Football NSW has announced the recipients of its 2026 First Nations Scholarships, with ten emerging Aboriginal and Torres Strait Islander players from metropolitan and regional NSW receiving support designed to reduce the financial and structural barriers that have historically limited First Nations participation across the football pathway.

The scholarship program, developed and assessed in collaboration with the Football NSW Indigenous Advisory Group, targets players across both elite and development environments – recognising that talent identification alone is insufficient without the resources to support progression once players are identified.

Co-Chair of the Indigenous Advisory Group Bianca Dufty said the calibre of this year’s recipients reflected the depth of First Nations football talent across the state, and the importance of structured support in converting that talent into long-term participation.

“Their dedication to football and the desire to be role models for younger Aboriginal footballers in their communities is to be celebrated,” Dufty said. “I’m confident we will see some of these talented footballers in the A-League and national teams in the future.”

 

Beyond the pitch and into the pipeline

The 2026 cohort spans both metropolitan clubs and regional associations, an intentional distribution that acknowledges the particular barriers facing First Nations players outside major population centres, where access to development programs, qualified coaching and pathway competitions is more limited and the cost of participation more prohibitive.

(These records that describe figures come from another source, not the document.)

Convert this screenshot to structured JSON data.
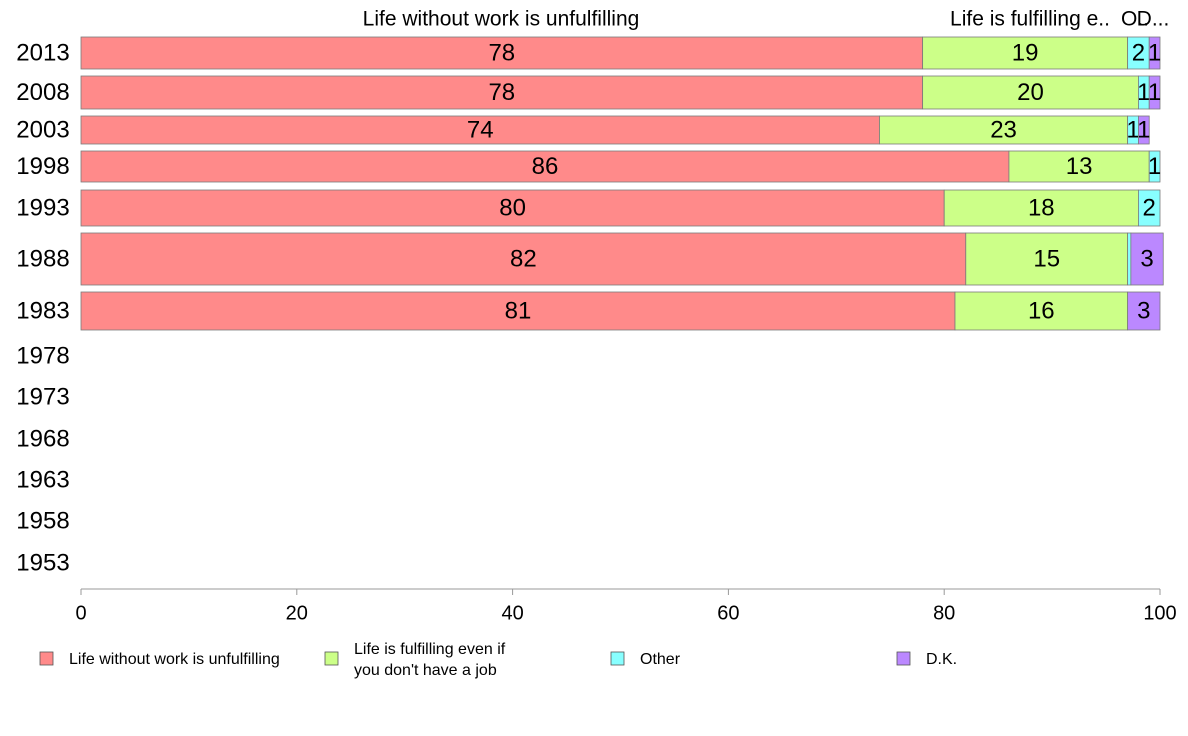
{
  "chart_data": {
    "type": "bar",
    "orientation": "horizontal",
    "stacked": true,
    "categories": [
      "2013",
      "2008",
      "2003",
      "1998",
      "1993",
      "1988",
      "1983",
      "1978",
      "1973",
      "1968",
      "1963",
      "1958",
      "1953"
    ],
    "series": [
      {
        "name": "Life without work is unfulfilling",
        "color": "#ff8a8a",
        "values": [
          78,
          78,
          74,
          86,
          80,
          82,
          81,
          null,
          null,
          null,
          null,
          null,
          null
        ]
      },
      {
        "name": "Life is fulfilling even if you don't have a job",
        "color": "#ccff88",
        "values": [
          19,
          20,
          23,
          13,
          18,
          15,
          16,
          null,
          null,
          null,
          null,
          null,
          null
        ]
      },
      {
        "name": "Other",
        "color": "#88ffff",
        "values": [
          2,
          1,
          1,
          1,
          2,
          0.3,
          0,
          null,
          null,
          null,
          null,
          null,
          null
        ]
      },
      {
        "name": "D.K.",
        "color": "#bb88ff",
        "values": [
          1,
          1,
          1,
          0,
          0,
          3,
          3,
          null,
          null,
          null,
          null,
          null,
          null
        ]
      }
    ],
    "data_labels": [
      [
        "78",
        "19",
        "2",
        "1"
      ],
      [
        "78",
        "20",
        "1",
        "1"
      ],
      [
        "74",
        "23",
        "1",
        "1"
      ],
      [
        "86",
        "13",
        "1",
        ""
      ],
      [
        "80",
        "18",
        "2",
        ""
      ],
      [
        "82",
        "15",
        "",
        "3"
      ],
      [
        "81",
        "16",
        "",
        "3"
      ],
      [],
      [],
      [],
      [],
      [],
      []
    ],
    "top_labels": [
      "Life without work is unfulfilling",
      "Life is fulfilling e..",
      "O..",
      "D..."
    ],
    "x_ticks": [
      "0",
      "20",
      "40",
      "60",
      "80",
      "100"
    ],
    "xlim": [
      0,
      100
    ],
    "grid": false,
    "legend_position": "bottom",
    "legend": [
      {
        "lines": [
          "Life without work is unfulfilling"
        ],
        "color": "#ff8a8a"
      },
      {
        "lines": [
          "Life is fulfilling even if",
          "you don't have a job"
        ],
        "color": "#ccff88"
      },
      {
        "lines": [
          "Other"
        ],
        "color": "#88ffff"
      },
      {
        "lines": [
          "D.K."
        ],
        "color": "#bb88ff"
      }
    ]
  }
}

The next phase of the program will introduce First Nations coaching scholarships, extending the initiative’s reach beyond playing pathways and into the coaching and administration pipeline – areas where Indigenous representation remains among the lowest in the game.

The structural logic is clear. Scholarships that reduce financial barriers at the entry point of elite pathways matter most when they are part of a sustained ecosystem of support rather than isolated gestures. Football NSW’s collaboration with the Indigenous Advisory Group provides that continuity, ensuring the program is shaped by the communities it is designed to serve.